- Active: April 2006 - 2011 1943-44 1944 1944-45 1953-60
- Country: United Kingdom
- Branch: Royal Air Force
- Type: Expeditionary Air Wing
- Last base: RAF Cottesmore

Aircraft flown
- Fighter: British Aerospace Harrier II GR.9

= No. 122 Expeditionary Air Wing =

No. 122 Expeditionary Air Wing is a former deployable Expeditionary Air Wing of the Royal Air Force based at RAF Cottesmore, Rutland, England.

The current wing was established on 1 April 2006 the wing has history dating back to May 1944:

==Second World War==

No. 122 (Rocket Projectile) Wing within No. 15 Sector RAF, No. 83 Group RAF, RAF Second Tactical Air Force was formed on 12 May 1944 at RAF Gravesend operating North American Mustangs controlling:
- No. 19 Squadron RAF
- No. 65 (East India) Squadron RAF
- No. 122 (Bombay) Squadron RAF

The wing moved to RAF Funtington on 13 May 1944 then to RAF Ford on 18 June 1944. It moved to France on 23 June 1944, going to B.2 Bazonville, B.7 Martragny, B.12 Ellon, No.24 St Andre-De-L'Eure, B.24 Beauvais and B.60 Grimbergen before moving to England and RAF Matlaske on 28 September 1944. Where the wing was disbanded and became No. 150 Wing RAF.

No. 122 Wing was reformed on 28 September 1944 at Grimbergen, it moved to B.80 Volkel, B.112 Rheine-Hopsten, B.152 Fassberg, B.160 Kastrup and finally B.166 Flensburg where the unit was disbanded on 7 September 1945.

===History of No. 122 Airfield===
No. 122 Airfield Headquarters was formed on 15 February 1943 at RAF Zeals, moving shortly afterwards to RAF Chilbolton on 24 February 1943. The HQ then moved to back to Zeals on 13 March 1943 and moved to RAF Eastchurch on 4 April 1943, moving to RAF Bognor on 1 June 1943. The HQ moved to RAF Kingsnorth on 1 July 1943m then to RAF Gravesend on 20 October 1943. On 15 April 1944 it had a four day stay at RAF Ford before returning to Gravesend.

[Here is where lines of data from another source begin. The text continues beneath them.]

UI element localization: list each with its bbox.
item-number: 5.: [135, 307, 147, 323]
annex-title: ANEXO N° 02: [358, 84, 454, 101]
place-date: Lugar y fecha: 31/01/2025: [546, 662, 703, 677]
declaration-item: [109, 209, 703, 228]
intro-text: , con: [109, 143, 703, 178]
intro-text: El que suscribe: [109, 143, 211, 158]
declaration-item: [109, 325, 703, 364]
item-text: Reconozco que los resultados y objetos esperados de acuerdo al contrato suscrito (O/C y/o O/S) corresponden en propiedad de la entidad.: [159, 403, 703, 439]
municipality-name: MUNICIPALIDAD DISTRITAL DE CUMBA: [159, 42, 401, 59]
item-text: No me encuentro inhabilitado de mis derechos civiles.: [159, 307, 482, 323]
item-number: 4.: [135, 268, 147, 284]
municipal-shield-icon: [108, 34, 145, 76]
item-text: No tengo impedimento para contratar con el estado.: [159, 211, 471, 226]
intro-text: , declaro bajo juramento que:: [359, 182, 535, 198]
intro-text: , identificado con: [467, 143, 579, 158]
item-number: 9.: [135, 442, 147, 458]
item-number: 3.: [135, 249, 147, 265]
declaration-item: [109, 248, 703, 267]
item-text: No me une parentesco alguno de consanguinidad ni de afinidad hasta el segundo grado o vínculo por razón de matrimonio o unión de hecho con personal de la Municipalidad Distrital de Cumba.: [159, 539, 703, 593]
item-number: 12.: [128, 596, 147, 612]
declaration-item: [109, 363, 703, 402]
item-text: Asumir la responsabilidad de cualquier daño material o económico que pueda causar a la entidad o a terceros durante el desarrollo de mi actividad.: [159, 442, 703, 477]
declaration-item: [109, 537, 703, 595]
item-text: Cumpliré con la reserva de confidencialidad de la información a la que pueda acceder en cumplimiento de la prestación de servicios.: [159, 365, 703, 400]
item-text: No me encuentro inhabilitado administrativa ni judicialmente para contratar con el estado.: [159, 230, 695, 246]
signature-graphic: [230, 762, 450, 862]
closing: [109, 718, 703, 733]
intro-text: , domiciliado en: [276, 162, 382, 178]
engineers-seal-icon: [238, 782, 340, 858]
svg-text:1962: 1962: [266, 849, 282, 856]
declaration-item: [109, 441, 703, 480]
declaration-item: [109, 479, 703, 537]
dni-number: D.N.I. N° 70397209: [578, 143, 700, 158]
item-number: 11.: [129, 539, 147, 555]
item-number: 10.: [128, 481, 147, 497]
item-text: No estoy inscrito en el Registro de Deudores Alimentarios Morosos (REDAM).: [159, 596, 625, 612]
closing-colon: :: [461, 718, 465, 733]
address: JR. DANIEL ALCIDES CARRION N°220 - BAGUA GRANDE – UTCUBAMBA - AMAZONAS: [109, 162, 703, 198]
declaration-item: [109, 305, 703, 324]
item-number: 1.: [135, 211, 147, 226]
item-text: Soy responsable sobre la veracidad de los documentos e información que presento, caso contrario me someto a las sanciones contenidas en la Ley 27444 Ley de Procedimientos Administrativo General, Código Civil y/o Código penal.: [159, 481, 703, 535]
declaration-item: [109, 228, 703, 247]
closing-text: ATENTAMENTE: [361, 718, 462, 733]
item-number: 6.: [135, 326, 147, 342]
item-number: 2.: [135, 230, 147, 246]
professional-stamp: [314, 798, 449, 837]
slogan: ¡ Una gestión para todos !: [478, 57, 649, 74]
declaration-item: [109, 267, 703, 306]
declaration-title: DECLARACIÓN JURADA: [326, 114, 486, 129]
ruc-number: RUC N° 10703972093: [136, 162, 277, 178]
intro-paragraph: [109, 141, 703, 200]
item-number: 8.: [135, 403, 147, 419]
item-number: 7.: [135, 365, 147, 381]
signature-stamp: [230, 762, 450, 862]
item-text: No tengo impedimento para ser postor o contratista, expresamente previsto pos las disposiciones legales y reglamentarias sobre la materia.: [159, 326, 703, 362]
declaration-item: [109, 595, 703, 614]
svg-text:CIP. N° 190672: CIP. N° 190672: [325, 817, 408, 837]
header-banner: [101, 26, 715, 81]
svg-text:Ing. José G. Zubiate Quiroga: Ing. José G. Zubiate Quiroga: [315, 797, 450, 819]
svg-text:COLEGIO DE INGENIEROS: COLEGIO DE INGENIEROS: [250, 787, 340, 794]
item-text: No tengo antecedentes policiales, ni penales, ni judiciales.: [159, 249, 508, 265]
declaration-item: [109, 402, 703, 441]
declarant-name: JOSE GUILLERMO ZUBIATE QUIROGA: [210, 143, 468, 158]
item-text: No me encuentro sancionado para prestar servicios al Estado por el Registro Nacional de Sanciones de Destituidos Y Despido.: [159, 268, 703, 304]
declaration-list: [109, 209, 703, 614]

Finally it moved to RAF Funtington on 29 April 1944 and was disbanded there on 12 May 1944.

Squadrons:
- No. 19 Squadron RAF (15 February 1943 to ?)
- No. 132 (City of Bombay) Squadron RAF (1 March 1943 to 18 May 1943) replaced by No. 122 (Bombay) Squadron RAF (18 May 1943 to 12 May 1944)
- No. 174 (Mauritius) Squadron RAF (1 March 1943 to 3 May 1943) replaced by No. 181 Squadron RAF (3 May 1943 to 12 May 1944)
- No. 184 Squadron RAF (1 March 1943 to 12 June 1943) replaced by No. 174 (Mauritius) Squadron RAF (12 June 1943 to 1 July 1943) replaced by No. 65 (East India) Squadron RAF (1 July 1943 to 12 May 1944)
- No. 602 (City of Glasgow) Squadron AAF (31 May 1943 to 13 August 1943) replaced by No. 184 Squadron RAF (14 August 1943 to 18 August 1943) replaced by No. 19 Squadron RAF (18 August 1943 to 12 May 1944)

==Post war==

The wing was reformed on 1 April 1953 at RAF Jever, it controlled:
- No. 4 Squadron RAF
- No. 92 (East India) Squadron RAF
- No. 98 Squadron RAF (1 April 1953 to 15 July 1957)
- No. 118 Squadron RAF (6 May 1955 to 22 August 1957)

It was disbanded on 1 January 1960 stil at Jever.